Sri Mulyani Pamer Ekonomi RI Jauh Lebih Tangguh di Sela Acara IMF-World Bank

Suci Sedya Utami    •    Jumat, 13 Oct 2017 11:45 WIB
imf-world bank
Sri Mulyani Pamer Ekonomi RI Jauh Lebih Tangguh di Sela Acara IMF-World Bank
Menteri Keuangan Sri Mulyani saat menghadiri pertemuan IMF-Bank Dunia 2017. (FOTO: AFP)

Metrotvnews.com, Washington DC: Menteri Keuangan (Menkeu) Sri Mulyani Indrawati di sela-sela pertemuan tahunan IMF-World Bank 2017 menyatakan kondisi ekonomi Indonesia yang sudah mengalami perubahan jauh ke arah yang lebih baik saat ini.

Mengutip wawancara Sri Mulyani atau yang akrab disapa Ani dengan CNBC, Jumat 13 Oktober 2017, dia mengatakan perbaikan ekonomi Indonesia tidak lepas dari bagaimana cara pemerintah dan pemangku kebijakan mencoba untuk membangun fundamental dan fondasi yang lebih kuat dari berbagai guncangan.

"Perekonomian Indonesia sekarang jauh lebih tangguh dan ini ada kaitannya dengan fondasi yang lebih kuat  dari cara kita mengelola ekonomi," kata Ani dalam wawancara tersebut.

Mantan Direktur Pelaksana Bank Dunia ini mengatakan, pertumbuhan ekonomi Indonesia saat ini relatif stabil dan berada pada level 5,6 persen pada dekade ini. Angka itu dihasilkan dari kontribusi yang seimbang antara faktor domestik seperti konsumsi, pertumbuhan investasi yang kuat, kendati dihadapkan dengan banyak kejutan seperti penurunan harga komoditas.
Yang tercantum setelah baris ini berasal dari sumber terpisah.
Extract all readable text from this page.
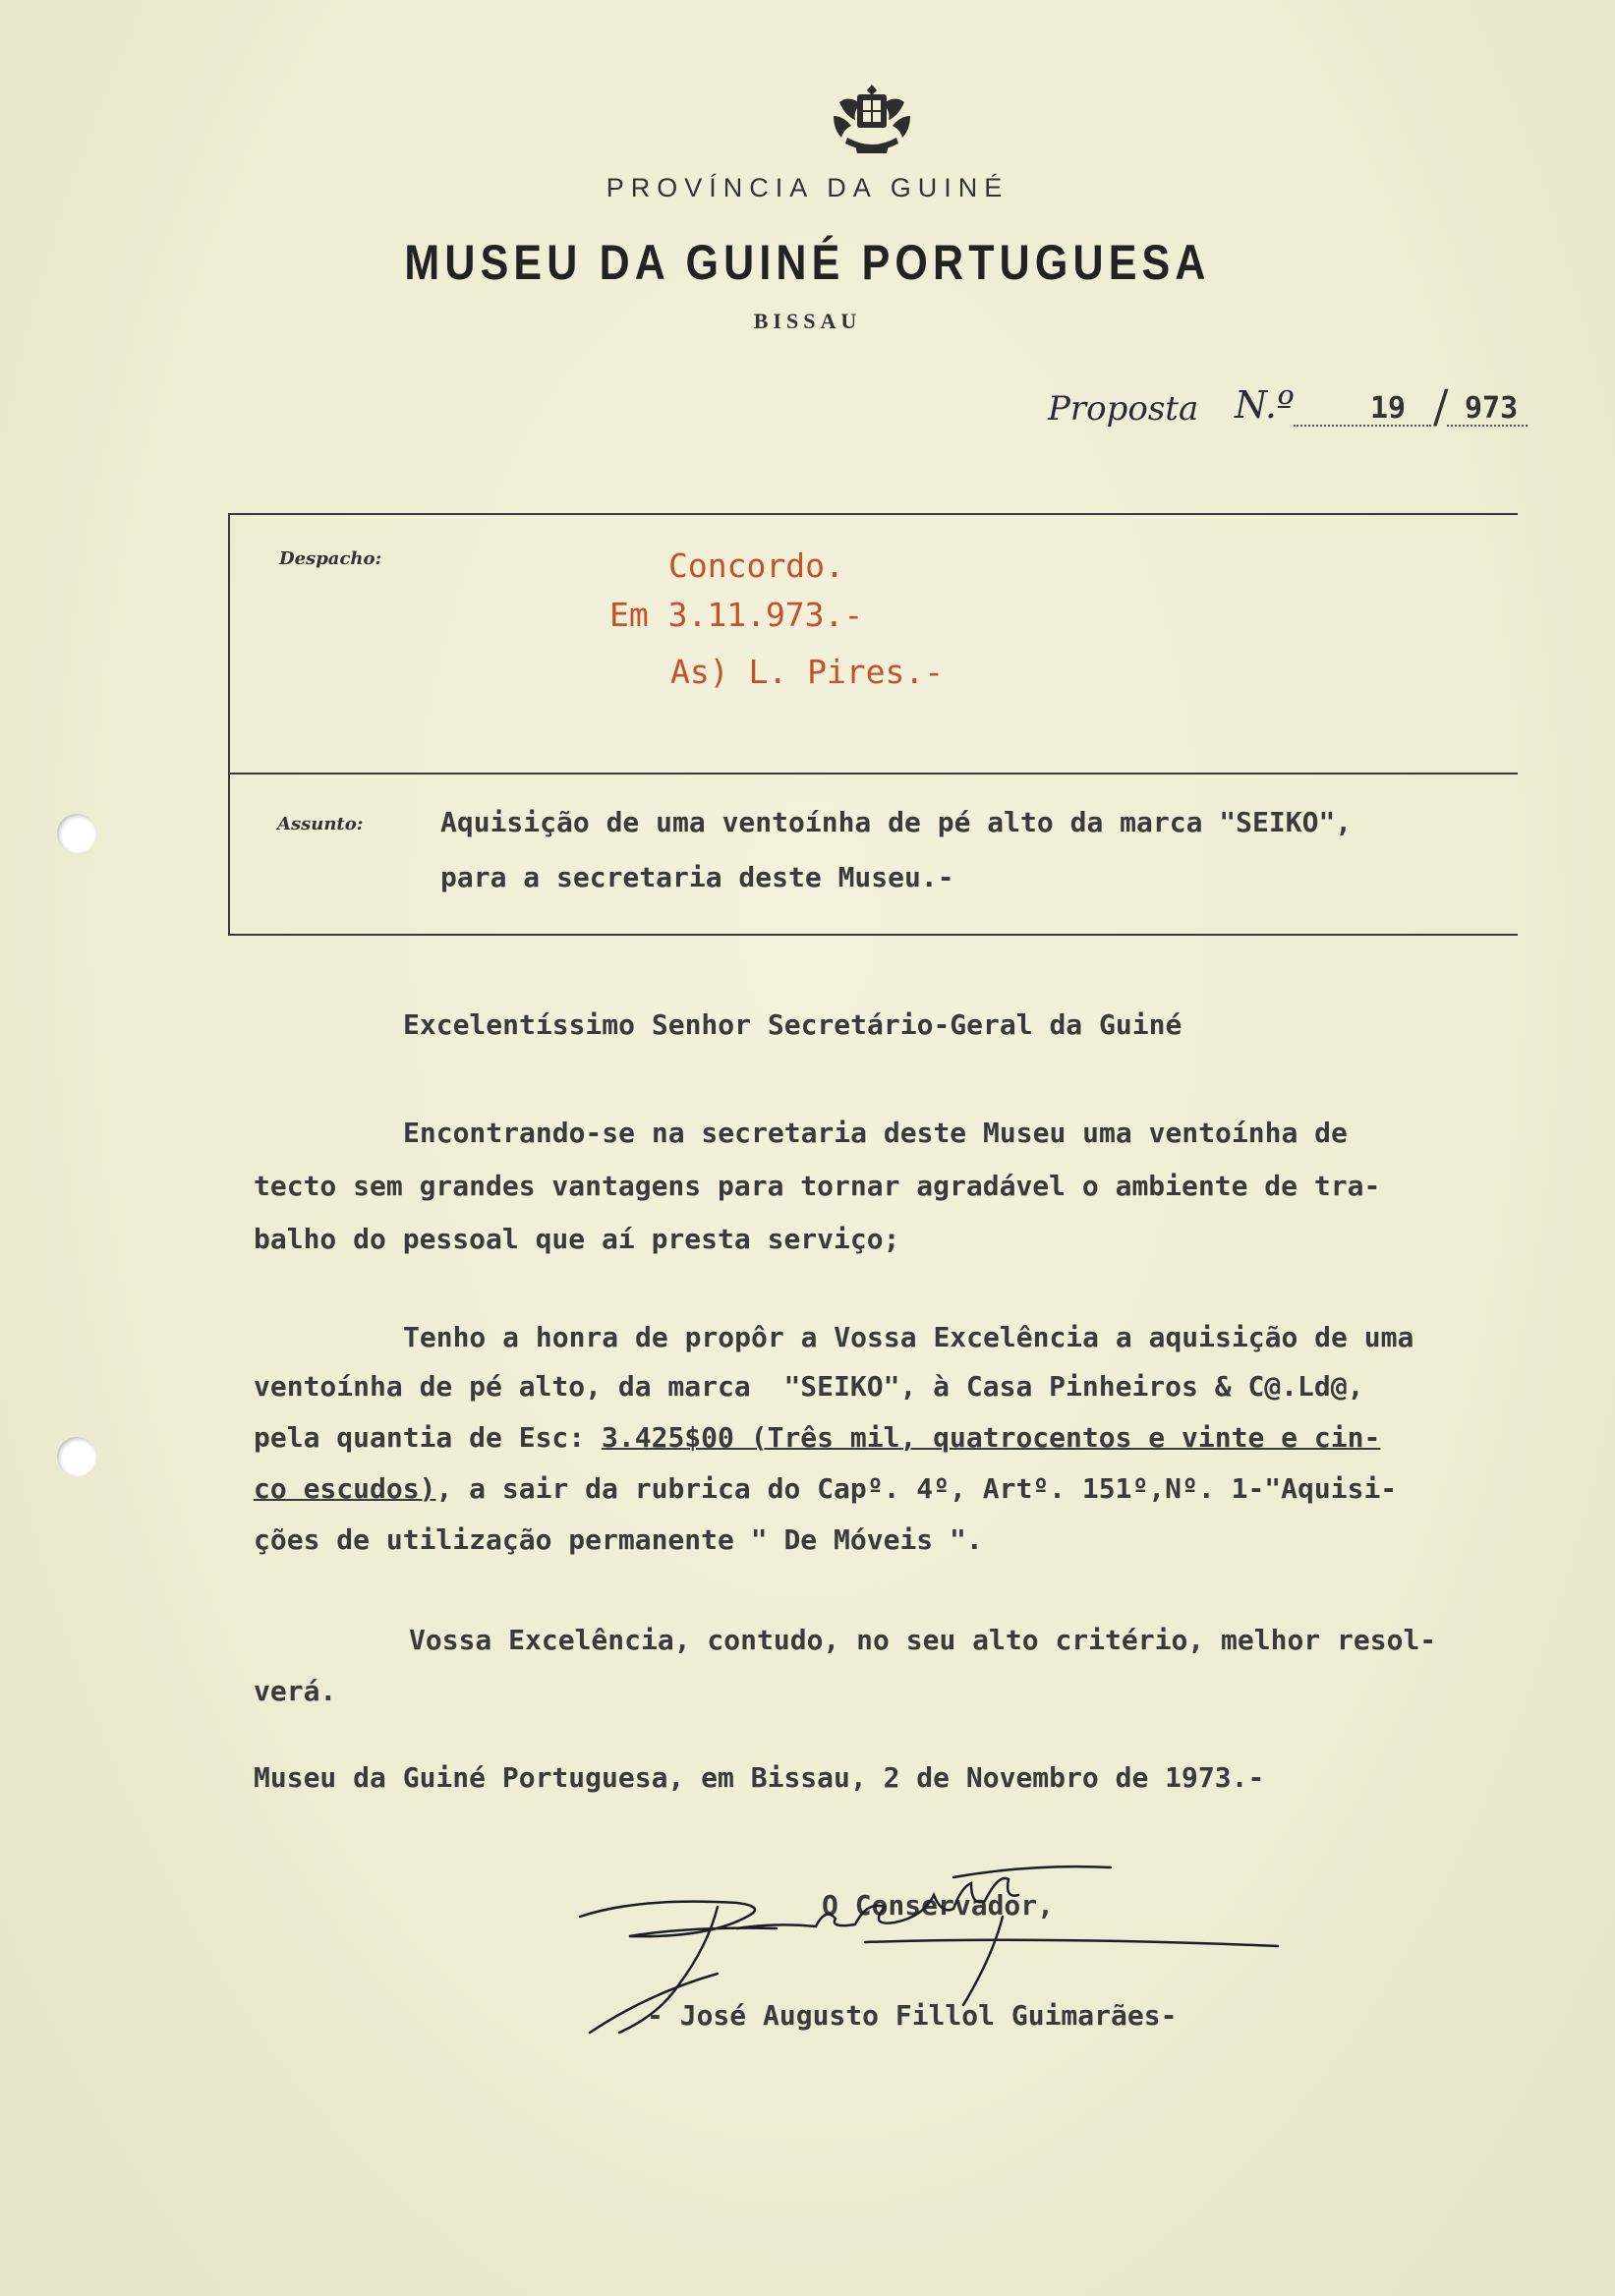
PROVÍNCIA DA GUINÉ
MUSEU DA GUINÉ PORTUGUESA
BISSAU
Proposta N.º	19 / 973
Despacho:	Concordo.
Em 3.11.973.-
As) L. Pires.-
Assunto:	Aquisição de uma ventoínha de pé alto da marca "SEIKO",
para a secretaria deste Museu.-
Excelentíssimo Senhor Secretário-Geral da Guiné
Encontrando-se na secretaria deste Museu uma ventoínha de
tecto sem grandes vantagens para tornar agradável o ambiente de tra-
balho do pessoal que aí presta serviço;
Tenho a honra de propôr a Vossa Excelência a aquisição de uma
ventoínha de pé alto, da marca  "SEIKO", à Casa Pinheiros & C@.Ld@,
pela quantia de Esc: 3.425$00 (Três mil, quatrocentos e vinte e cin-
co escudos), a sair da rubrica do Capº. 4º, Artº. 151º,Nº. 1-"Aquisi-
ções de utilização permanente " De Móveis ".
Vossa Excelência, contudo, no seu alto critério, melhor resol-
verá.
Museu da Guiné Portuguesa, em Bissau, 2 de Novembro de 1973.-
O Conservador,
- José Augusto Fillol Guimarães-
Di sisi lain, dia menjelaskan saat ini pemerintah sudah tak dihantui oleh subsidi BBM, sebab saat ini alokasinya jauh lebih rendah sejak Presiden Joko Widodo memutuskan untuk mencabut subsidi premium di 2015. Hal itu membuat ruang fiskal Indonesia tak dihadapi pada defisit yang disebabkan oleh kegiatan tak produktif.

"Sebenarnya presiden melakukan keputusan yang sangat bagus kembali di 2015, saat menggeser subsidi, subsidi BBM ke dalam pembangunan infrastruktur. Jadi kebijakan fiskal yang kredibel lebih baik dalam hal pendapatan," tutur Ani.

Selain itu, neraca pembayaran, defisit transaksi berjalan turun di bawah dua persen. Indonesia juga memiliki investasi asing langsung (FDI) yang sangat kuat yang menurut dirinya penting.

Dari pengaruh global, Ani menambahkan perilaku pasar keuangan jauh lebih rasional. Hal ini ditunjukkan dari penurunan tingkat bunga acuan (BI 7 days repo rate) di tengah ancaman kenaikan tingkat bunga AS.

"Jadi bahkan ketika tingkat suku bunga meningkat di Amerika Serikat, kami sebenarnya menurunkan tingkat suku bunga kurs repo Bank Indonesia," jelas dia.